LESSON 2 REPEAT: Don’t ever assume . . . Don’t assume that the man will be the captain—either on your boat or someone else’s.

LESSON26: ROLE-PLAY Everyone has a part to play. Every adult on the boat should have some clue about how to do all the various jobs. Michael knew how to steer the boat and add a waypoint to the route in the chartplotter; he just wasn’t good at either. I dealt with a lot of engine issues—replacing solenoids, tightening the alternator belt, even helping a guy rebuild our starter—but I left those jobs to Michael when I could (he liked the challenge; me not so much). We both knew how to raise, trim, and lower the sails, and we both knew how to anchor. In an anchorage we would both assess the situation and find a good spot to drop anchor, but I would motor us to the chosen spot, and Michael would lower and later raise the hook. We split laundry chores and shopped for groceries together. We both carried heavy things. We both understood how the dinghy outboard worked. The only jobs we never swapped were that I steered us to the moorings and Michael picked them up. We were so good as a team this way that it wasn’t worth messing with.
Role playing affects everyone’s safety as well as their enjoyment of the whole boating experience. Many couples completely separate their tasks into the usual traditional chores, which is fine most of the time (assuming that all involved are happy with this arrangement). However, it helps for the captain and mate to at least know how to perform each other’s tasks (if anything just for empathy), and everyone should at least know how to deal with emergencies.

Don’t forget about kids and guests. Don’t assume that the captain/mate have it covered. Remember LESSON 9, Sh** happens? Everyone aboard should know where emergency stuff is located, how to read basic charts or the chartplotter, how to work the VHF, and how to do a person-overboard drill. How to anchor isn’t a bad thing to know either. Egotistical captains should share the knowledge lest their big heads fall overboard and they wish to be brought back on by their crew. All others should remember how cool it feels to overcome something they never thought they could do, and think of how helpless they would feel should something happen to the only person who knew anything.

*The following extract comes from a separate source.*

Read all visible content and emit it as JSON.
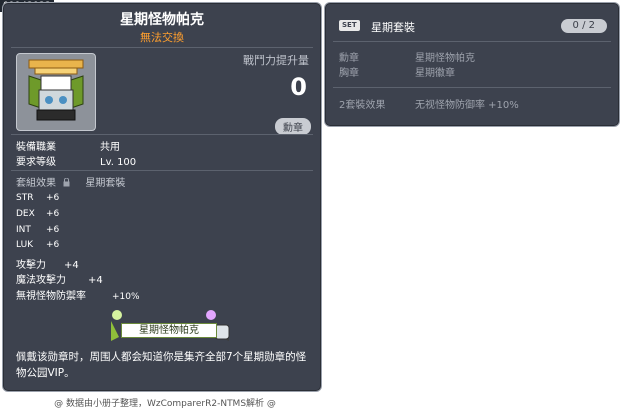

LESSON 27: THERE CANNOT BE TWO CAPTAINS Well, not at the same time anyway. You can take turns, but whoever’s playing captain that day or at that moment is in charge at that time. Some of our worst arguments and unnecessarily awkward (even dangerous) situations happened when I was questioned in the midst of a maneuver—one we had already discussed beforehand (nicely). A captain makes decisions based on the assumption that the mate/crew will do as asked or agreed upon. Mutinies can create undesirable consequences, usually needing to then be “fixed” by the captain. It adds unnecessary pressure to a sail. Orders are not personal; they are necessary for everyone’s safety. You cannot always have a consensus on a decision; the captain rules. Argue (and/or cry) later. Hugs are also allowed.